Op packages shall list the op names which support per-channel scale tensors using the macros shown below. For ops listed using the macros below, when any of the input tensors, parameters, and output tensors used in QnnGraph_addNode has QNN_QUANTIZATION_ENCODING_AXIS_SCALE_OFFSET quantization encoding type, HTP backend passes additional HTP tensors to op execution functions to represent per-channel scale values. For regular ops, HTP tensors passed into op execution functions are outputs, inputs, parameters. For per-channel scale ops, HTP tensors passed into op execution functions are outputs, inputs, parameters, output per- channel scale values, input per-channel scale values, parameter per-channel scale values. HTP fills default per-channel scale value of 1 for any non-QNN_QUANTIZATION_ENCODING_AXIS_SCALE_OFFSET tensors in the above case. Per-channel scale values of an output or an input or a parameter in op implementation functions can be accessed by tensor(0,0,0,d), given tensor being the corresponding per-channel scale value tensor, and given d being the channel of interest.
/*
* per-channel quantized op name list
*
* optional
* needs to be global in the package
* one list per package
*/
LIST_PACKAGE_PER_CHANNEL_QUANTIZED_OPS(...)
/*
* per-channel scale op name registration
*
* optional
* uses with LIST_PACKAGE_PER_CHANNEL_QUANTIZED_OPS(...)
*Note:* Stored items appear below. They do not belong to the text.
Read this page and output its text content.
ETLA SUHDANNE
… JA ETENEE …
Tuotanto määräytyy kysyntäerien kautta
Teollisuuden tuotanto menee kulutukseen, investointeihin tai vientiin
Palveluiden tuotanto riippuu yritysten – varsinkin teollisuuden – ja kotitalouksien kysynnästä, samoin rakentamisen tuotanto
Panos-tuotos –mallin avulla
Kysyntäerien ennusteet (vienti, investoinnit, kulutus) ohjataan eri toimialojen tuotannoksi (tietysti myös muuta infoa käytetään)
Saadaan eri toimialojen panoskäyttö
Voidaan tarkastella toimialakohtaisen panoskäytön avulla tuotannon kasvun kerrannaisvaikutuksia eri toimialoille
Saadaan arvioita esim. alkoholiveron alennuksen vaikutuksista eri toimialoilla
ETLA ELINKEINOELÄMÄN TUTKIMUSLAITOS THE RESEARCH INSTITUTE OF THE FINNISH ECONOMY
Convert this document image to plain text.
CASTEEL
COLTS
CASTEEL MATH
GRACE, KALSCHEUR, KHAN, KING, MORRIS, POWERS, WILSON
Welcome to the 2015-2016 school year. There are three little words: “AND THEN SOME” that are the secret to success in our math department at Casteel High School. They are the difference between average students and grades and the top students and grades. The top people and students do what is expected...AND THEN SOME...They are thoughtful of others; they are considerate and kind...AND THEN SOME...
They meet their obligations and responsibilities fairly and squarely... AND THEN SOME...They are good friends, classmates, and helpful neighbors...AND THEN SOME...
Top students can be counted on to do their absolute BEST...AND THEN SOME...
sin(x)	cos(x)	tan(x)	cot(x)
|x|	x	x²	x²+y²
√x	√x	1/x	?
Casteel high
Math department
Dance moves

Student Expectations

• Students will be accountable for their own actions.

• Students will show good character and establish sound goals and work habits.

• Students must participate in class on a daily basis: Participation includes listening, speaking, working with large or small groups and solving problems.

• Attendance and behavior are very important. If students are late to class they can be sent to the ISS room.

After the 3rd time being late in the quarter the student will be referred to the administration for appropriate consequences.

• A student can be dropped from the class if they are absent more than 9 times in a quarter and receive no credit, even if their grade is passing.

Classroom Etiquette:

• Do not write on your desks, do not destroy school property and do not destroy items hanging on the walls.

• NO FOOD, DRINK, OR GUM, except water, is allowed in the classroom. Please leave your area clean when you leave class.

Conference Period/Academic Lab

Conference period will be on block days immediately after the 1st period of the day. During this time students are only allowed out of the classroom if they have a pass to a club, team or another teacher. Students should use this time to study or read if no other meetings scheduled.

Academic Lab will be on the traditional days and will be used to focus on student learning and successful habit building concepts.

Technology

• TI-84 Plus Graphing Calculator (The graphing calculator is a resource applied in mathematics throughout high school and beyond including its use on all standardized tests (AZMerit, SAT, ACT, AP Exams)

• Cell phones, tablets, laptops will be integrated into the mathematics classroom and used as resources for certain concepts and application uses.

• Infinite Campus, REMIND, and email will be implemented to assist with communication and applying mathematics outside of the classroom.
* needs to placed in op package initialization function
* registers all per-channel scale op names in the package
*/
REGISTER_PACKAGE_PER_CHANNEL_QUANTIZED_OPS()
Compilation¶
Name of a QNN HTP op package is independent from source code, and the name must be passed as a compilation flag using the following format:
-DTHIS_PKG_NAME=YOUR_PACKAGE_NAME
Current QNN HTP op packages are required to be re-compiled after every QNN SDK release.
For example makefile, please refer to makefile located at examples/OpPackage/HTP/ in QNN SDK.